Том упал на землю и перевернулся на бок. Его настиг спазм, а затем наконец его вырвало.
Нью-Йорк, недалеко от Центрального парка…
Жан-Мишель Пикке сидел на стуле в маленьком кафе недалеко от Центрального парка и задумчиво хмурился.
— Это должно обойтись в целое состояние, — заявил он.
— Ста миллионов долларов достаточно? — спросил отец Леонардо, одетый в темно-синюю футболку и бежевые брюки. По одежде никак нельзя было определить, что он служитель церкви.
— За сто миллионов я найму целую команду и прекрасного специалиста.
— Он должен быть человеком известным. Если он заартачится, то я накину еще пятьдесят миллионов. Но только если заартачится. Комиссионные в любом случае составят десять процентов, плюс — гонорар по результату, если мы сможем все устроить дешевле.
— Я понял, — ответил Жан-Мишель. — Но повторю еще раз: ты можешь полностью на меня положиться.
— У нас только неделя. Времени должно хватить.
Пикке кивнул.
— У меня уже есть кое-кто на примете. Много лет тому назад он пытался провернуть похожее дело, но не смог найти инвестора. Думаю, он будет в восторге.
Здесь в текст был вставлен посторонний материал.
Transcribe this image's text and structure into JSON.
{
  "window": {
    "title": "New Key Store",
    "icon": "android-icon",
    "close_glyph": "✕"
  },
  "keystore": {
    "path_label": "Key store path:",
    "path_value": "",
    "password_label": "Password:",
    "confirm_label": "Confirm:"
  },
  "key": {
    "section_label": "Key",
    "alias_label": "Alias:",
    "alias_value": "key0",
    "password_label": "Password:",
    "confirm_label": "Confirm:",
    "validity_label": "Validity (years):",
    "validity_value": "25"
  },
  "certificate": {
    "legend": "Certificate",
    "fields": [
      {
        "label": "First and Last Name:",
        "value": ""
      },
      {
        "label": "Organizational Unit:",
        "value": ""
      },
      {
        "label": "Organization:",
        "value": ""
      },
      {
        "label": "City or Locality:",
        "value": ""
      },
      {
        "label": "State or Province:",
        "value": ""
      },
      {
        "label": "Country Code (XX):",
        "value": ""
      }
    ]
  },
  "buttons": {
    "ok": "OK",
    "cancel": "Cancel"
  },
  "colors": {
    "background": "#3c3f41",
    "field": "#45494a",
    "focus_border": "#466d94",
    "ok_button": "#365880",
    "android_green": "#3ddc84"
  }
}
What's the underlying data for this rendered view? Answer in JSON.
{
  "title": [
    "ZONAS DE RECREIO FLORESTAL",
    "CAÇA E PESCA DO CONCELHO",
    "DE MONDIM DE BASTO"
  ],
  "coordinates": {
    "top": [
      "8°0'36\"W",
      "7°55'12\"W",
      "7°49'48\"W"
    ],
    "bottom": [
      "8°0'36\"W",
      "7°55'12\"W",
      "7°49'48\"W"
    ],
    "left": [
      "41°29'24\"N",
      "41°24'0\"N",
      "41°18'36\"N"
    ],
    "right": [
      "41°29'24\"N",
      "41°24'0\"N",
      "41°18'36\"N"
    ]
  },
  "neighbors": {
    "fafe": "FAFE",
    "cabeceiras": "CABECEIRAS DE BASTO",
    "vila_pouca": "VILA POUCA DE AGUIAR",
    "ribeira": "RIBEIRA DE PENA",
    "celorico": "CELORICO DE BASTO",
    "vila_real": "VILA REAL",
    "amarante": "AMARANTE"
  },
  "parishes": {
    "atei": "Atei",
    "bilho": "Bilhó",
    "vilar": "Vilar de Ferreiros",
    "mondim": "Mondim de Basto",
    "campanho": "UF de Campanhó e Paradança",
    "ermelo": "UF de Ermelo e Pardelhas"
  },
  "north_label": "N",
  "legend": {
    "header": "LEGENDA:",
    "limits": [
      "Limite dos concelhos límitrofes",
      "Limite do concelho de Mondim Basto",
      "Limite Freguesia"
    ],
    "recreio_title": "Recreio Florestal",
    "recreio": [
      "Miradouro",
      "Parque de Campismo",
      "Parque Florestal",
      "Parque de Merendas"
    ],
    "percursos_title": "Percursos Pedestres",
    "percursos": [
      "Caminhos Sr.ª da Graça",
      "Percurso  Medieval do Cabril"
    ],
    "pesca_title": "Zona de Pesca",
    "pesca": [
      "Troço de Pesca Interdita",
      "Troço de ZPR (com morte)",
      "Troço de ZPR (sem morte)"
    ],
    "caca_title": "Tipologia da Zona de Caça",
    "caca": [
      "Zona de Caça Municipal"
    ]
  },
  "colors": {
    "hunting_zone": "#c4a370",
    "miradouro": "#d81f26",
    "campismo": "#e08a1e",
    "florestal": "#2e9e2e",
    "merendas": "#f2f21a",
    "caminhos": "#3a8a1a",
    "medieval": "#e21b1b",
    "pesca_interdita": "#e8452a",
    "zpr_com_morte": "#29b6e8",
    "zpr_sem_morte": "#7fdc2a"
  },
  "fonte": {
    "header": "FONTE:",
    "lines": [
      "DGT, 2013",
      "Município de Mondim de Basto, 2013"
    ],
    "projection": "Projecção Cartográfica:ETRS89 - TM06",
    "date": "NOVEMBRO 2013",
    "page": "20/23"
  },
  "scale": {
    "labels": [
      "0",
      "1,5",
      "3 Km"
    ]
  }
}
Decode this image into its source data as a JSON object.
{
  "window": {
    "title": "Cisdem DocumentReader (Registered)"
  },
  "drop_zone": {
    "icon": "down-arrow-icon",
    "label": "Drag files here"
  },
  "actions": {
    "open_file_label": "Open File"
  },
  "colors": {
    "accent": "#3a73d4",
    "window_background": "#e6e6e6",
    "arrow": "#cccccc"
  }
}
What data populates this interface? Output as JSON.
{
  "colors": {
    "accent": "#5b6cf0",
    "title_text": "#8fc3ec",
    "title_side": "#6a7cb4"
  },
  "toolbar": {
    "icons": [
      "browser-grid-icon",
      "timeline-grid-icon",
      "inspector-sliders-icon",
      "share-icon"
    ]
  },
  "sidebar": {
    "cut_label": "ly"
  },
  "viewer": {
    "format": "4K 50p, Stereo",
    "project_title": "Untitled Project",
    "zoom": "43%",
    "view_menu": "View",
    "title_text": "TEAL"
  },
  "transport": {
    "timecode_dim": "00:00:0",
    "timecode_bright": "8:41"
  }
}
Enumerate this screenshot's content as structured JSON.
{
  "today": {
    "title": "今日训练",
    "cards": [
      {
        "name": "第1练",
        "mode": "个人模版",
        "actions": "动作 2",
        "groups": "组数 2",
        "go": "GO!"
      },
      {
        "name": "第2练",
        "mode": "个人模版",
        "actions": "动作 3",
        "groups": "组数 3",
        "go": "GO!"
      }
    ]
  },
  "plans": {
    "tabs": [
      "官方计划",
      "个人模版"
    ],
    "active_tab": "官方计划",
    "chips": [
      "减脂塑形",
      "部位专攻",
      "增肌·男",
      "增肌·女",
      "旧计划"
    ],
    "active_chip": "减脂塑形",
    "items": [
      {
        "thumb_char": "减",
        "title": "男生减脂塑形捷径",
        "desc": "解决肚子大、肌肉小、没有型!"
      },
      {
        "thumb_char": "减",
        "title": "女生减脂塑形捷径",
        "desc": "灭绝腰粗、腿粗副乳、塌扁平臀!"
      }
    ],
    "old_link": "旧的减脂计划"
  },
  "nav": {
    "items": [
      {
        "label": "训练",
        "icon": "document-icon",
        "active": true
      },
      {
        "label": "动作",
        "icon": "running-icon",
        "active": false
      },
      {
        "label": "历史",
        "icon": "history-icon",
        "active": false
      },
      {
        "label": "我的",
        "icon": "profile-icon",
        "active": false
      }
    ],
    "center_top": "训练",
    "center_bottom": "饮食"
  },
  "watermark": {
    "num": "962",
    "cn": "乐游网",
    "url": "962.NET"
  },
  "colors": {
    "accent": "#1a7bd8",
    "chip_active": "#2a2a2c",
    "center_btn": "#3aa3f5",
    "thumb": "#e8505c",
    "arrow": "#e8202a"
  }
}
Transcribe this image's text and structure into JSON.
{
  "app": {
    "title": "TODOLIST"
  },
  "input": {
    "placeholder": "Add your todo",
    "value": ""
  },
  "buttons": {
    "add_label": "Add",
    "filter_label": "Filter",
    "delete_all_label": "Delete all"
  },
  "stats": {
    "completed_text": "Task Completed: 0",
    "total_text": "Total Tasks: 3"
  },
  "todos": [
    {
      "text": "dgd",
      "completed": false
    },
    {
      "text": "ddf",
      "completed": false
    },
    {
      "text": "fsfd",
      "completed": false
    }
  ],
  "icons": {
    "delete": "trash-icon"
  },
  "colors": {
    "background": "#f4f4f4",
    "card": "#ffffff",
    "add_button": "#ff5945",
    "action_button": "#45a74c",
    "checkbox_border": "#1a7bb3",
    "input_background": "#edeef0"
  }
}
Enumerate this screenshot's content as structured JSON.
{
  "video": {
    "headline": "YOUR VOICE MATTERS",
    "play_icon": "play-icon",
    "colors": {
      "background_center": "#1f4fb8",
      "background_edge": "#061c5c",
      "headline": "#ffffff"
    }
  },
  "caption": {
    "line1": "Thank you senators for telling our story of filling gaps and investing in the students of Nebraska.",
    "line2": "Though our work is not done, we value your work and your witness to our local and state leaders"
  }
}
Этот человек действительно настолько хорош, что сможет все состряпать в течение одной недели.
— Я полагаюсь на тебя, — ответил отец Леонардо.
— А что потом?
— Вернусь в Палермо: я уже по горло сыт Римом. Я больше не вынесу этих интриг, этой лжи и лицемерия. По сути, церковь — коммерческое предприятие, такое же, как и многие другие в этом мире. Даже если наша задача — спасать людские души, то все равно в Риме очень жесткая и иногда давящая иерархия. С меня довольно. В Палермо я вспомню, зачем надел церковное облачение.
Жан-Мишель улыбнулся.
— Вот потому я тогда и снял рясу. Именно по этой причине. И думаю, что поступил правильно.
— Ты еще помнишь доброго Германа? — спросил отец Леонардо.
Пикке пожал плечами.
— Фамилии его я не помню, но он учился в одно время с нами и дал обет в Риме.
Жан-Мишель задумался.
— Немец, светлые короткие волосы, шутник такой?
— Да, родом из Гамбурга. Три года назад я снова встретил его — в миссии в Боливии. По-прежнему отпускает легкомысленные шуточки.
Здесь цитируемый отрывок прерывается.